Eski Fransa Cumhurbaşkanı Francois Hollande ise Macron’u inisiyatif almamakla eleştirerek şunları söyledi:
Mali'de ilk darbe olduğunda Fransa dahil olmak üzere uluslararası toplum ve ECOWAS'tan yeterli tepki gelmedi. Darbeler kabullenildi. Gelinen nokta ortada.

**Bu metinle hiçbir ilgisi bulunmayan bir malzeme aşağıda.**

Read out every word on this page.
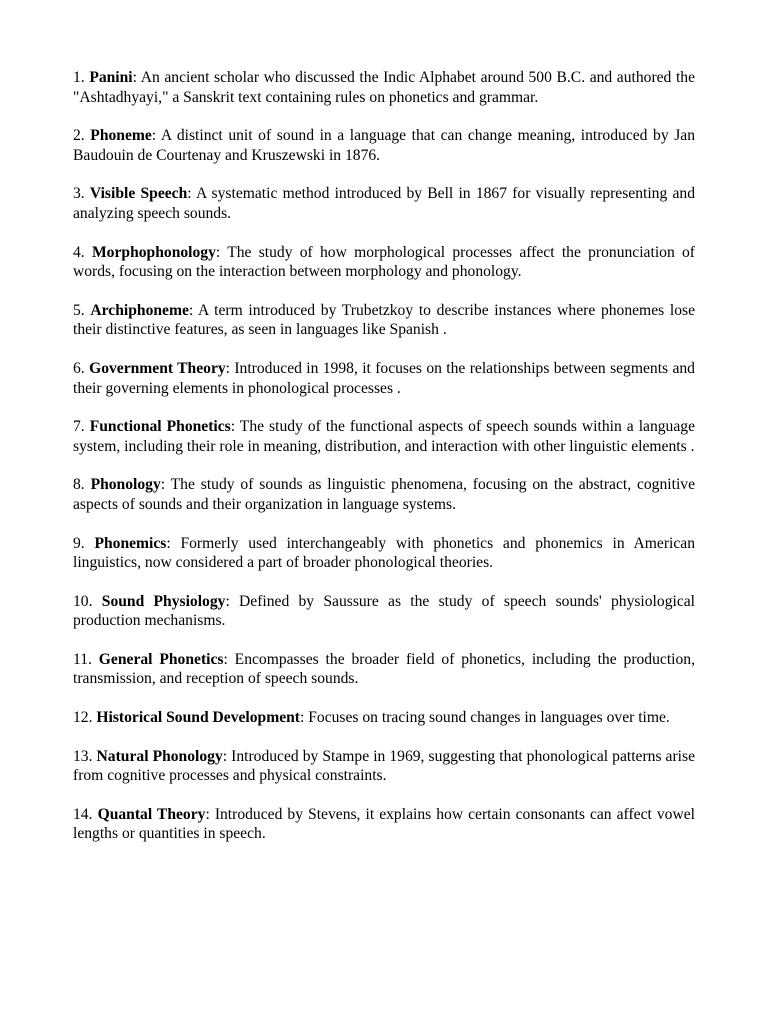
1. Panini: An ancient scholar who discussed the Indic Alphabet around 500 B.C. and authored the "Ashtadhyayi," a Sanskrit text containing rules on phonetics and grammar.

2. Phoneme: A distinct unit of sound in a language that can change meaning, introduced by Jan Baudouin de Courtenay and Kruszewski in 1876.

3. Visible Speech: A systematic method introduced by Bell in 1867 for visually representing and analyzing speech sounds.

4. Morphophonology: The study of how morphological processes affect the pronunciation of words, focusing on the interaction between morphology and phonology.

5. Archiphoneme: A term introduced by Trubetzkoy to describe instances where phonemes lose their distinctive features, as seen in languages like Spanish .

6. Government Theory: Introduced in 1998, it focuses on the relationships between segments and their governing elements in phonological processes .

7. Functional Phonetics: The study of the functional aspects of speech sounds within a language system, including their role in meaning, distribution, and interaction with other linguistic elements .

8. Phonology: The study of sounds as linguistic phenomena, focusing on the abstract, cognitive aspects of sounds and their organization in language systems.

9. Phonemics: Formerly used interchangeably with phonetics and phonemics in American linguistics, now considered a part of broader phonological theories.

10. Sound Physiology: Defined by Saussure as the study of speech sounds' physiological production mechanisms.

11. General Phonetics: Encompasses the broader field of phonetics, including the production, transmission, and reception of speech sounds.

12. Historical Sound Development: Focuses on tracing sound changes in languages over time.

13. Natural Phonology: Introduced by Stampe in 1969, suggesting that phonological patterns arise from cognitive processes and physical constraints.

14. Quantal Theory: Introduced by Stevens, it explains how certain consonants can affect vowel lengths or quantities in speech.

Sonuç olarak Fransa, 2023 yazında Nijer ve Gabon’da gerçekleşen darbelerin açık hedefi haline geldi. Bahse konu olan durum, Fransa’nın eski sömrügelerinden tasfiye edilmesi anlamını taşımakta. Elbette bu da Fransız siyasetinde ciddi tartışmalara yol açıyor. Macron, gazetecilerden siyasetçilere pek çok kişi tarafından Afrika politikası sebebiyle eleştiriliyor. Gelinen nokta itibarıyla Fransa’nın Afrika’daki varlığı açısından tarihinin en sıkıntılı sürecini yaşadığı önee sürülebilir. Zaten bu da Macron’a yönelik eleştirilerin temel nedeni. Macron, Napolyonist politikalarla eski sömürgelere dönmek için çıktığı yolda birer birer eski sömürgelerinden tasfiye edilen bir Fransa yarattı. Bu da Macron’un en büyük başarısızlığı olsa gerek.